From the kitchen, I see Chris sitting at the table, typing furiously on his laptop. The printer is plugged into the wall, an ugly black cord that stretches across the room.

A safety hazard.

But I don’t dare say this. His eyes meet mine and remind me, once again, of how he disagrees with my decision. He shakes his head, disgruntled, and his eyes revert to the LCD screen, to the microscopic numbers that fill the lines of the incomprehensible spreadsheets. Zoe’s pop music suffuses our home, making the walls shake, the framed photographs that line the hallway walls dance. I stare at the images of Zoe: smiling through gaping teeth, and then, years later, her nose ruddy with a cold. Crooked teeth, much bigger than the space that nature allowed for them, followed by braces. Zoe always adored picture day at her Catholic school, the one and only day of the year when uniforms were not required. When she was younger I had a say in what she wore for pictures, and so we relied on sateen dresses and woolen jumpers, with corsage headbands or tulle poufs in her hair. But as the years went by, and adolescence settled upon my once baby girl, a sudden change altered those photos, no longer awash with ruffles and bows, but now animal prints and graphic tops, hoodies and dark vests, each article of clothing as reclusive and moody as the individual inside them.

My knuckles come to rest on Zoe’s bedroom door.

“What?” she grunts from inside the room. When I let myself inside, she is sitting on the bed with her adored yellow notebook close at hand. The space heater is on, set to seventy-four degrees after a recent request that she not let her room feel like the fiery furnace of hell. And still, Zoe is wrapped in a blanket, sulking. On her arms: arm warmers, another recent fad that has me nonplussed. Zoe’s are black with sequins, given to her by a friend. Are your arms cold? I had asked blunderingly the day she arrived home from school with them secured to her hands.
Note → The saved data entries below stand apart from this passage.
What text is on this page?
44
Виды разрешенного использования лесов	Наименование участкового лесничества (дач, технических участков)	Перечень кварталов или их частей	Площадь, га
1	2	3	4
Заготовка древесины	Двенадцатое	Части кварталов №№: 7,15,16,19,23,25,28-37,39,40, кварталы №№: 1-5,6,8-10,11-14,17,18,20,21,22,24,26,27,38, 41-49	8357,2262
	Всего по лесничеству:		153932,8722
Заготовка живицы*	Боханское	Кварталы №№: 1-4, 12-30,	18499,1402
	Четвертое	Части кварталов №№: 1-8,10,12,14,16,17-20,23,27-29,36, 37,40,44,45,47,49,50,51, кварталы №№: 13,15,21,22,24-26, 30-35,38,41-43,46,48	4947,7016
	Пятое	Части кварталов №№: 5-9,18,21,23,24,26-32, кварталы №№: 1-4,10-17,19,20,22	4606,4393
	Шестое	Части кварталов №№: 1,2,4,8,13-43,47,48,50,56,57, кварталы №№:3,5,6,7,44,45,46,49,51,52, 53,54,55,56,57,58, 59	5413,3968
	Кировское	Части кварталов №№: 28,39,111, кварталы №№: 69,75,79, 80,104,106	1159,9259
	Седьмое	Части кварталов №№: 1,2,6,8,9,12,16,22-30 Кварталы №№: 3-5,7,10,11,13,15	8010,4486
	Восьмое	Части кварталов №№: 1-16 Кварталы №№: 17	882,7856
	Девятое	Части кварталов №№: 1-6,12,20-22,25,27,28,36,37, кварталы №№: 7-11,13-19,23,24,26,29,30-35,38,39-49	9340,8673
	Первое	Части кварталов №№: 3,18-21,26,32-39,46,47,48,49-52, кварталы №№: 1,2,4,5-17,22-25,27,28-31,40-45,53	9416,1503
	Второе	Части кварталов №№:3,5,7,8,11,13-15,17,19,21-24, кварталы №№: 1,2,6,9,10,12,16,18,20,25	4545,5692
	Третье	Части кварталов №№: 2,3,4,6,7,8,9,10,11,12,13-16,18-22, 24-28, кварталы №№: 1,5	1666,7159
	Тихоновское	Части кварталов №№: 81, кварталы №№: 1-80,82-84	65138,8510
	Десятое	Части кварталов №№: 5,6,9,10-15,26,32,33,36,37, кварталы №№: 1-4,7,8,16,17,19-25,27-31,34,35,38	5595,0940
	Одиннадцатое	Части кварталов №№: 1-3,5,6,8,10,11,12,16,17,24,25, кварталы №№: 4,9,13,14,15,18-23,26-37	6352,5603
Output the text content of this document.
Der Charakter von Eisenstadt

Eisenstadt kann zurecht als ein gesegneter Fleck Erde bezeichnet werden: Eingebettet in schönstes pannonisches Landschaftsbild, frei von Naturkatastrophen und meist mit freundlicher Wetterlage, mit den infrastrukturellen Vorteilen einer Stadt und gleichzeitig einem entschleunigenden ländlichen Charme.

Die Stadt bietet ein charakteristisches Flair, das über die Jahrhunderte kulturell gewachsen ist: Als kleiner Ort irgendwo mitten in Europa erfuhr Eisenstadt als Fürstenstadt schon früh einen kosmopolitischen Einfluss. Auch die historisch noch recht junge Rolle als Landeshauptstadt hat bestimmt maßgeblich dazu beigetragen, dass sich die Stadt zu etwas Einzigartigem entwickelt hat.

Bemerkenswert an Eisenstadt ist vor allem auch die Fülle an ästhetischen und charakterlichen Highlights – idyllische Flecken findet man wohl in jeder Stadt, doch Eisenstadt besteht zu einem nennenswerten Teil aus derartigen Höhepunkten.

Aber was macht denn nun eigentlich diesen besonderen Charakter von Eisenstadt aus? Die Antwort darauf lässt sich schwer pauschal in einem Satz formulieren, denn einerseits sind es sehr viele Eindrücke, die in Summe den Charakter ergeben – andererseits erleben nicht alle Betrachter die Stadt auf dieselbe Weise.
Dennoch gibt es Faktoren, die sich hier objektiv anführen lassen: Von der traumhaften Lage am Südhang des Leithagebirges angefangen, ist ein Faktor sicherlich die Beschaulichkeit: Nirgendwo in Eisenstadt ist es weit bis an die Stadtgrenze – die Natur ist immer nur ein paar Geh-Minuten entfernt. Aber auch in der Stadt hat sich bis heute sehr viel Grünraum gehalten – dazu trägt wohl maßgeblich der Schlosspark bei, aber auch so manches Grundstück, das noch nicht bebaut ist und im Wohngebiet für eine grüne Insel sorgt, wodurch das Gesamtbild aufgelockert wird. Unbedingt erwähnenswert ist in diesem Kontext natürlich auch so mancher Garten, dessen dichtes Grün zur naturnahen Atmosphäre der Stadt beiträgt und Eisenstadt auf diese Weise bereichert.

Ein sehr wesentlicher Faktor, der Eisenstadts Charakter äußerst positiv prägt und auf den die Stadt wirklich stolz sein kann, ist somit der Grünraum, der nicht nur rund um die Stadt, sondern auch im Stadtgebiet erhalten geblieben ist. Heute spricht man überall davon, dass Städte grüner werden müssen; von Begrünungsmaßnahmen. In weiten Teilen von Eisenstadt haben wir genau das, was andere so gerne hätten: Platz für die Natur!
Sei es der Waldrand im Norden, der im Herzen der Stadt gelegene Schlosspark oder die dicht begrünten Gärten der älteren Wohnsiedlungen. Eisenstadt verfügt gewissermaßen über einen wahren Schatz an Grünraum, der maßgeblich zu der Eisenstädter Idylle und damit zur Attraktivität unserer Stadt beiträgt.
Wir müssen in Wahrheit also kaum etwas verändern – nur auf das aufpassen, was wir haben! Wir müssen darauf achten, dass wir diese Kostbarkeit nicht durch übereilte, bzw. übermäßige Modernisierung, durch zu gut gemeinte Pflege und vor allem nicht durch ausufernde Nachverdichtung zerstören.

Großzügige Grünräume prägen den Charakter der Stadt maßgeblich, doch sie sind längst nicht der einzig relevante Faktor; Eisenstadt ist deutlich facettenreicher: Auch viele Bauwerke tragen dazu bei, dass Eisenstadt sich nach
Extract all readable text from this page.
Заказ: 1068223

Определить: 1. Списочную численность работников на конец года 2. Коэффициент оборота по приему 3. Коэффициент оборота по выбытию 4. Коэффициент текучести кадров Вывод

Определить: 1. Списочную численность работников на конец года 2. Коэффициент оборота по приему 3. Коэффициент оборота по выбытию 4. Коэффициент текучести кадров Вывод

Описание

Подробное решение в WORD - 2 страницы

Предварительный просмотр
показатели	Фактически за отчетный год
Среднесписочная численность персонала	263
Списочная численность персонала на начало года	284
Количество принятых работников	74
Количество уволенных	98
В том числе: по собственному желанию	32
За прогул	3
Her eyes confirmed what she already knew to be true: her mother was an idiot.

Even I could hear the cowardice in my voice, fearful of rejection from my twelve-year-old daughter. “Do you have something Willow could wear? After she’s through with her bath?” I ask, hovering in the doorway like a scaredy-cat.

“You’ve got to be kidding me,” Zoe replies as she gropes for her phone and begins texting furtively with dexterous thumbs. I can only imagine what mean words she is sending to Taylor via cell phone towers.

“You can’t,” I say, springing across the canopy bed for the cell phone. I snatch it from my daughter’s hand, and see a series of text abbreviations of which I can’t make heads or tails. J2LYK.

Zoe cries out, “That’s mine,” as she lunges for the phone and tries to yank it from me, but I remind her that, “It’s not. Your father and I still pay the bill.” I stand firmly before the bed, holding the phone behind me. That was our agreement after all. Zoe could have a cell phone so long as Chris and I were allowed to peruse her text messages for any red flags.

But the look on her face is reminiscent of a child being slapped.

“Give it to me,” she orders, staring at me with those big brown anime eyes of hers, the disproportional eyes that always look sad. She holds her hand out expectantly, blue ink doodled across a forearm. Oh, how I want to give her the phone, to not have her be mad! I see the piping hot indignation leaching from my child and know her mind is bursting with hatred. Hatred toward me.